Aulnay-sous-Bois : « De l’amiante enfoui sous l’usine poison »

de | 2010-04-13

La démolition de l’ancienne usine d’amiante a été interrompue après la découverte du minerai toxique dans le sol. Une mauvaise surprise qui va entraîner un surcoût.
  
C’est une mauvaise nouvelle. Mardi dernier, sur le chantier de démolition de l’ancienne usine d’amiante du CMMP (Comptoir des minéraux et matières premières), les ouvriers ont découvert de l’amiante bleu à 90 cm de profondeur dans le sol. Le minerai, particulièrement toxique, gisait sous le bâtiment B, qui a servi durant des années à abriter les broyeurs d’amiante.
  
« On venait de finir de démolir le bâtiment. On avait déjà fait 44 sondages au sol, mais à 30 cm de profondeur seulement, explique Jean-Pierre Beckmann, maître d’œuvre du chantier. L’amiante bleu était plus bas. Il y a sans doute été entraîné par les fondations installées lorsque le CMMP a transformé le bâtiment en lieu de stockage en y ajoutant une mezzanine, dans les années 1970. »
  
Mardi après-midi, le chantier a été provisoirement interrompu. Les représentants de l’inspection du travail et de la Caisse régionale d’assurance maladie se sont déplacés.
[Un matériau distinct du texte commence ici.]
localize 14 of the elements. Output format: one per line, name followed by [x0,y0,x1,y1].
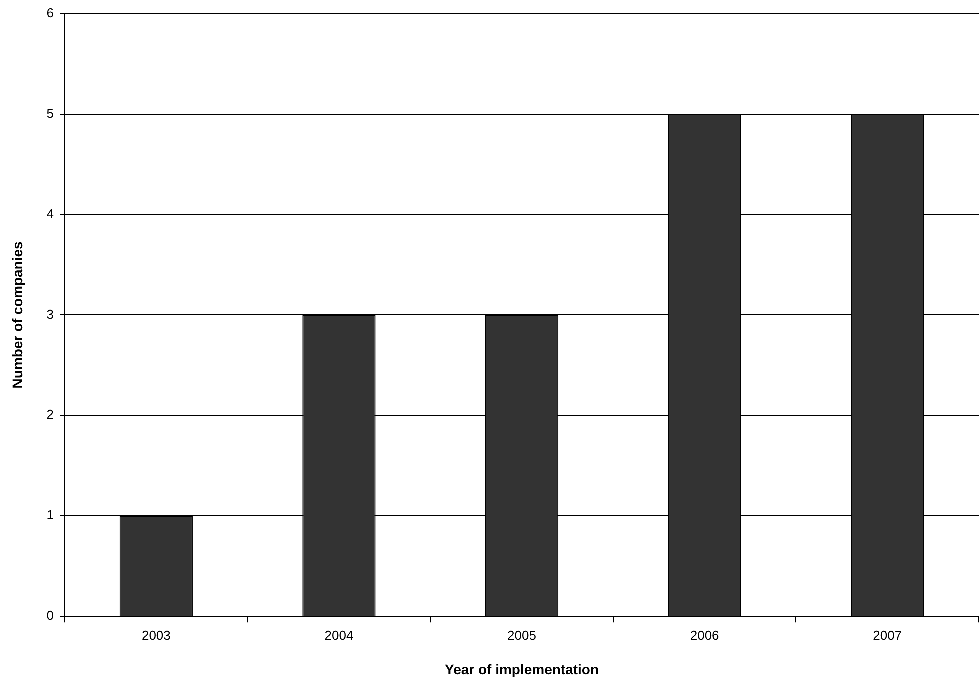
y-tick-label: 4 [46,206,54,222]
x-tick-label: 2006 [690,628,720,643]
y-tick-label: 2 [46,407,54,422]
x-axis-title: Year of implementation [444,661,600,678]
x-tick-label: 2004 [324,628,354,643]
y-tick-label: 6 [46,5,54,20]
y-tick-label: 1 [46,508,54,523]
x-tick-label: 2005 [508,628,536,643]
x-tick-label: 2003 [142,628,171,643]
x-tick-label: 2007 [873,628,902,643]
y-tick-label: 0 [46,608,54,624]
y-tick-label: 5 [46,106,54,121]
y-tick-label: 3 [46,306,54,322]
y-axis-title: Number of companies [9,241,26,389]
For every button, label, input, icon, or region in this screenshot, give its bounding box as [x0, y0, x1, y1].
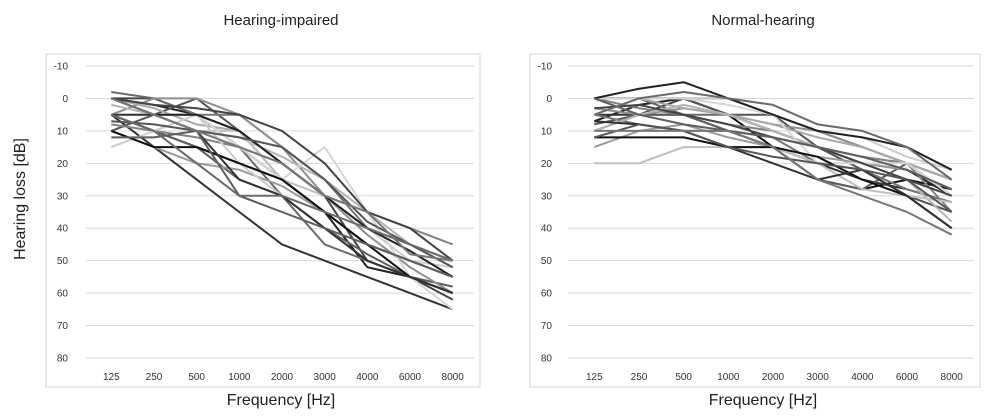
series-line: [111, 97, 454, 262]
series-line: [593, 97, 953, 191]
x-tick-label: 8000: [442, 372, 465, 383]
series-line: [594, 129, 953, 236]
x-tick-label: 8000: [941, 372, 964, 383]
chart-panel-0: -10 0 10 20 30 40 50 60 70 80 125 250 500 1000 2000 300…: [45, 53, 481, 388]
x-tick-label: 6000: [399, 372, 422, 383]
y-tick-label: 30: [541, 191, 553, 202]
x-tick-label: 250: [631, 372, 648, 383]
x-tick-label: 2000: [271, 372, 294, 383]
y-tick-label: 60: [541, 289, 553, 300]
series-line: [594, 113, 952, 204]
series-line: [594, 136, 953, 230]
y-tick-label: 50: [541, 256, 553, 267]
x-tick-label: 4000: [356, 372, 379, 383]
series-line: [111, 120, 454, 269]
y-tick-label: 50: [57, 256, 69, 267]
y-tick-label: 10: [541, 126, 553, 137]
y-tick-label: 0: [62, 94, 68, 105]
x-axis-title-right: Frequency [Hz]: [708, 392, 818, 409]
y-tick-label: -10: [54, 62, 69, 73]
series-line: [594, 97, 953, 181]
series-line: [594, 113, 952, 204]
plot-frame: [529, 53, 981, 388]
y-tick-label: 70: [57, 321, 69, 332]
x-tick-label: 500: [188, 372, 205, 383]
x-axis-title-left: Frequency [Hz]: [226, 392, 336, 409]
x-tick-label: 4000: [851, 372, 874, 383]
series-line: [110, 129, 454, 295]
y-tick-label: 80: [541, 354, 553, 365]
series-line: [110, 113, 454, 311]
y-tick-label: 30: [57, 191, 69, 202]
y-tick-label: 80: [57, 354, 69, 365]
chart-panel-1: -10 0 10 20 30 40 50 60 70 80 125 250 500 1000 2000 300…: [529, 53, 981, 388]
y-tick-label: 20: [541, 159, 553, 170]
x-tick-label: 250: [146, 372, 163, 383]
series-line: [110, 97, 453, 262]
x-tick-label: 3000: [807, 372, 830, 383]
x-tick-label: 2000: [762, 372, 785, 383]
y-tick-label: 40: [541, 224, 553, 235]
series-line: [111, 129, 454, 278]
series-line: [594, 81, 953, 171]
series-line: [593, 91, 953, 181]
y-tick-label: -10: [538, 62, 553, 73]
x-tick-label: 125: [103, 372, 120, 383]
series-line: [111, 123, 454, 246]
x-tick-label: 125: [586, 372, 603, 383]
y-tick-label: 20: [57, 159, 69, 170]
y-tick-label: 10: [57, 126, 69, 137]
y-tick-label: 60: [57, 289, 69, 300]
x-tick-label: 3000: [314, 372, 337, 383]
x-tick-label: 6000: [896, 372, 919, 383]
x-tick-label: 1000: [717, 372, 740, 383]
y-tick-label: 0: [546, 94, 552, 105]
x-tick-label: 1000: [228, 372, 251, 383]
x-tick-label: 500: [675, 372, 692, 383]
series-line: [594, 123, 953, 213]
series-line: [594, 146, 952, 204]
plot-frame: [45, 53, 481, 388]
y-tick-label: 70: [541, 321, 553, 332]
y-tick-label: 40: [57, 224, 69, 235]
series-line: [111, 113, 454, 295]
panel-title-hearing-impaired: Hearing-impaired: [223, 12, 339, 29]
panel-title-normal-hearing: Normal-hearing: [711, 12, 815, 29]
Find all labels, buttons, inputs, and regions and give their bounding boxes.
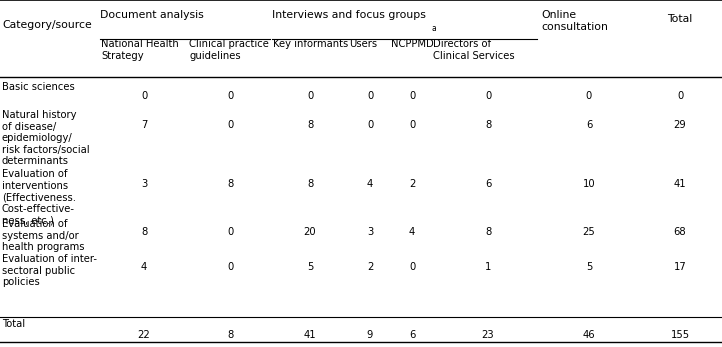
Text: 0: 0	[485, 91, 491, 101]
Text: 6: 6	[484, 179, 491, 189]
Text: 2: 2	[409, 179, 415, 189]
Text: Category/source: Category/source	[2, 20, 92, 30]
Text: 8: 8	[307, 179, 313, 189]
Text: Key informants: Key informants	[273, 39, 348, 49]
Text: Evaluation of
systems and/or
health programs: Evaluation of systems and/or health prog…	[2, 219, 84, 252]
Text: 4: 4	[409, 227, 415, 237]
Text: 17: 17	[674, 262, 687, 272]
Text: Evaluation of inter-
sectoral public
policies: Evaluation of inter- sectoral public pol…	[2, 254, 97, 287]
Text: 8: 8	[141, 227, 147, 237]
Text: Online
consultation: Online consultation	[541, 10, 608, 32]
Text: Interviews and focus groups: Interviews and focus groups	[272, 10, 426, 20]
Text: 0: 0	[367, 120, 373, 130]
Text: 22: 22	[138, 330, 150, 340]
Text: 155: 155	[671, 330, 690, 340]
Text: 3: 3	[367, 227, 373, 237]
Text: 5: 5	[586, 262, 592, 272]
Text: 10: 10	[583, 179, 596, 189]
Text: 68: 68	[674, 227, 687, 237]
Text: Evaluation of
interventions
(Effectiveness.
Cost-effective-
ness, etc.): Evaluation of interventions (Effectivene…	[2, 169, 76, 226]
Text: 5: 5	[307, 262, 313, 272]
Text: 23: 23	[482, 330, 495, 340]
Text: 1: 1	[484, 262, 491, 272]
Text: 0: 0	[141, 91, 147, 101]
Text: Users: Users	[349, 39, 377, 49]
Text: 3: 3	[141, 179, 147, 189]
Text: 29: 29	[674, 120, 687, 130]
Text: Document analysis: Document analysis	[100, 10, 204, 20]
Text: 8: 8	[485, 120, 491, 130]
Text: Directors of
Clinical Services: Directors of Clinical Services	[433, 39, 515, 61]
Text: 41: 41	[674, 179, 687, 189]
Text: National Health
Strategy: National Health Strategy	[101, 39, 179, 61]
Text: 4: 4	[141, 262, 147, 272]
Text: 4: 4	[367, 179, 373, 189]
Text: 8: 8	[485, 227, 491, 237]
Text: 0: 0	[409, 91, 415, 101]
Text: 0: 0	[307, 91, 313, 101]
Text: 0: 0	[677, 91, 683, 101]
Text: 0: 0	[227, 262, 233, 272]
Text: Natural history
of disease/
epidemiology/
risk factors/social
determinants: Natural history of disease/ epidemiology…	[2, 110, 90, 167]
Text: 7: 7	[141, 120, 147, 130]
Text: 8: 8	[307, 120, 313, 130]
Text: 9: 9	[367, 330, 373, 340]
Text: 2: 2	[367, 262, 373, 272]
Text: 0: 0	[586, 91, 592, 101]
Text: 8: 8	[227, 330, 233, 340]
Text: 25: 25	[583, 227, 596, 237]
Text: 6: 6	[409, 330, 415, 340]
Text: 46: 46	[583, 330, 596, 340]
Text: NCPPMD: NCPPMD	[391, 39, 434, 49]
Text: 0: 0	[367, 91, 373, 101]
Text: 0: 0	[227, 120, 233, 130]
Text: Total: Total	[2, 319, 25, 329]
Text: 0: 0	[227, 227, 233, 237]
Text: 20: 20	[304, 227, 316, 237]
Text: 0: 0	[409, 262, 415, 272]
Text: Clinical practice
guidelines: Clinical practice guidelines	[189, 39, 269, 61]
Text: a: a	[431, 24, 436, 33]
Text: 0: 0	[227, 91, 233, 101]
Text: Basic sciences: Basic sciences	[2, 82, 75, 92]
Text: 41: 41	[304, 330, 316, 340]
Text: 6: 6	[586, 120, 592, 130]
Text: 0: 0	[409, 120, 415, 130]
Text: Total: Total	[667, 14, 692, 24]
Text: 8: 8	[227, 179, 233, 189]
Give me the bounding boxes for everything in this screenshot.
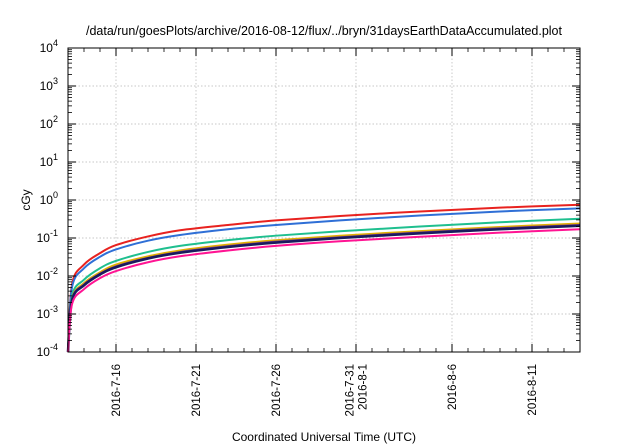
y-axis-label: cGy <box>19 189 33 210</box>
y-tick-label: 10-2 <box>37 266 58 283</box>
x-tick-label: 2016-8-11 <box>527 364 539 416</box>
x-tick-label: 2016-7-26 <box>271 364 283 416</box>
y-tick-label: 10-3 <box>37 304 58 321</box>
x-tick-label: 2016-7-31 <box>345 364 357 416</box>
chart-title: /data/run/goesPlots/archive/2016-08-12/f… <box>86 24 562 38</box>
y-tick-label: 104 <box>40 38 58 55</box>
grid <box>68 48 580 352</box>
y-tick-label: 101 <box>40 152 58 169</box>
y-tick-label: 10-4 <box>37 342 58 359</box>
axes: 10-4 10-3 10-2 10-1 100 101 102 103 104 2016-7-16… <box>37 38 580 416</box>
series-layer <box>66 203 581 353</box>
series-line-3 <box>67 217 581 353</box>
x-tick-label: 2016-8-6 <box>447 364 459 410</box>
x-tick-label: 2016-7-21 <box>191 364 203 416</box>
y-tick-label: 10-1 <box>37 228 58 245</box>
series-line-5 <box>67 223 581 353</box>
series-line-7 <box>67 228 581 353</box>
series-line-6 <box>66 224 581 353</box>
y-tick-label: 102 <box>40 114 58 131</box>
y-tick-label: 103 <box>40 76 58 93</box>
y-tick-label: 100 <box>40 190 58 207</box>
x-tick-label: 2016-7-16 <box>111 364 123 416</box>
x-tick-label: 2016-8-1 <box>358 364 370 410</box>
series-line-1 <box>67 203 581 353</box>
x-axis-label: Coordinated Universal Time (UTC) <box>232 430 416 444</box>
series-line-2 <box>67 207 581 353</box>
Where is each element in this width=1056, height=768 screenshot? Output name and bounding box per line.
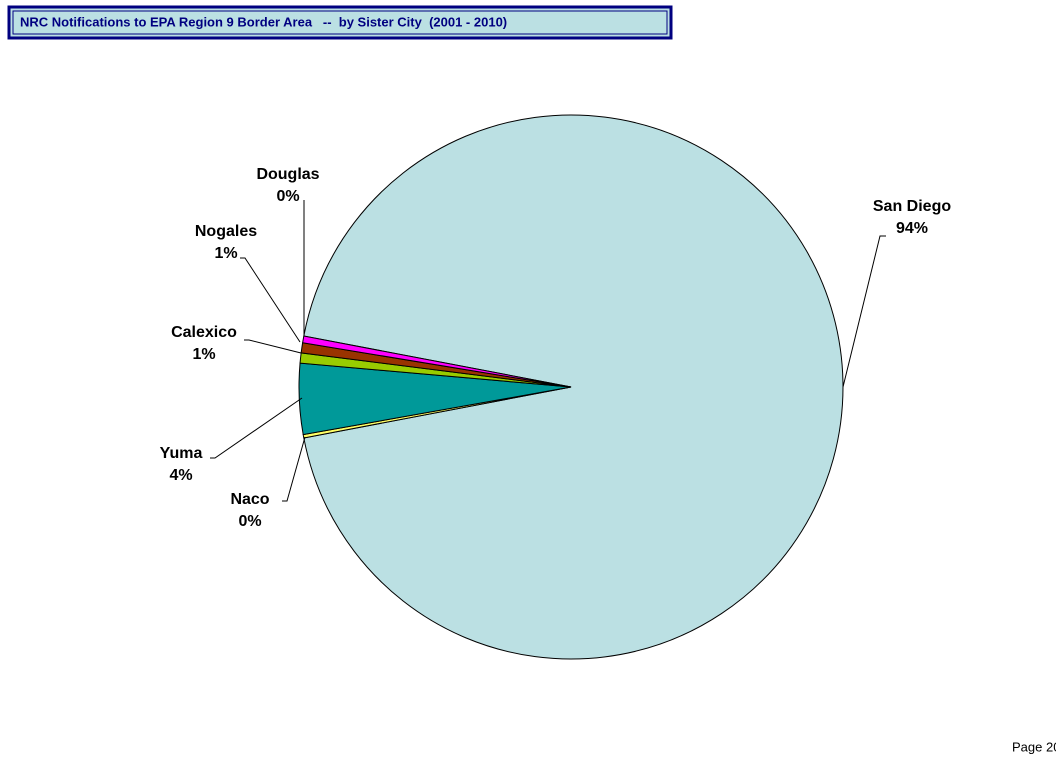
leader-line [240,257,301,343]
slice-value-label: 0% [276,188,299,205]
slice-value-label: 4% [169,467,192,484]
chart-title: NRC Notifications to EPA Region 9 Border… [20,14,507,29]
slice-value-label: 1% [192,346,215,363]
slice-label: Calexico [171,324,237,341]
pie [298,114,844,660]
slice-label: Nogales [195,223,257,240]
pie-slice [303,114,844,660]
title-box [7,5,673,40]
slice-value-label: 0% [238,513,261,530]
leader-line [282,436,306,502]
title-box-inner [12,10,668,35]
pie-slice [302,335,572,388]
leader-line [244,339,302,354]
page-number: Page 20 [1012,739,1056,754]
slice-value-label: 1% [214,245,237,262]
slice-label: Douglas [256,166,319,183]
slice-value-label: 94% [896,220,928,237]
slice-label: Naco [230,491,269,508]
slice-label: Yuma [160,445,203,462]
slice-label: San Diego [873,198,951,215]
leader-line [210,397,303,459]
leader-line [842,235,886,388]
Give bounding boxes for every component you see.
La déconstruction du site est en effet très surveillée, en raison des risques liés à l’amiante. Finalement, une décision a été prise : une nouvelle « bulle » étanche va être installée, pour permettre le traitement du sol. Il n’y a aucun risque pour le voisinage, affirme Jean-Pierre Beckmann, qui rappelle que des analyses de l’air sont pratiquées en permanence autour du site.
  
L’incident a en tout cas donné raison au collectif des associations de riverains et victimes. Dès 2001, il alertait la préfecture sur une probable pollution du sous-sol, se fondant sur le témoignage d’un ancien salarié. Gérard Voide, président du collectif, met en cause la bonne foi du CMMP : « C’est un vice caché. Le CMMP avait quitté le site en affirmant l’avoir dépoussiéré, en y laissant l’équivalent d’à peine un seau d’amiante. En fait, ils ont caché la poussière sous le tapis! »
  
Mais Joëlle Briot, PDG du CMMP, se défend : « Ce n’est une surprise pour personne. L’usine a été construite dans les années 1930, tous les sols étaient en terre battue. Quand on a coulé une dalle de béton, un peu d’amiante a été piégé en dessous. La mauvaise nouvelle, c’est qu’on en a trouvé sous une bonne partie du bâtiment. » Cet épisode va en tout cas alourdir la facture, aujourd’hui essentiellement supportée par les contribuables aulnaysiens : « C’est inévitable, puisqu’il y aura plus de déchets à traiter », indique Jean-Pierre Beckmann, qui espère ne pas prendre de retard. Le chantier doit en principe s’achever fin mai.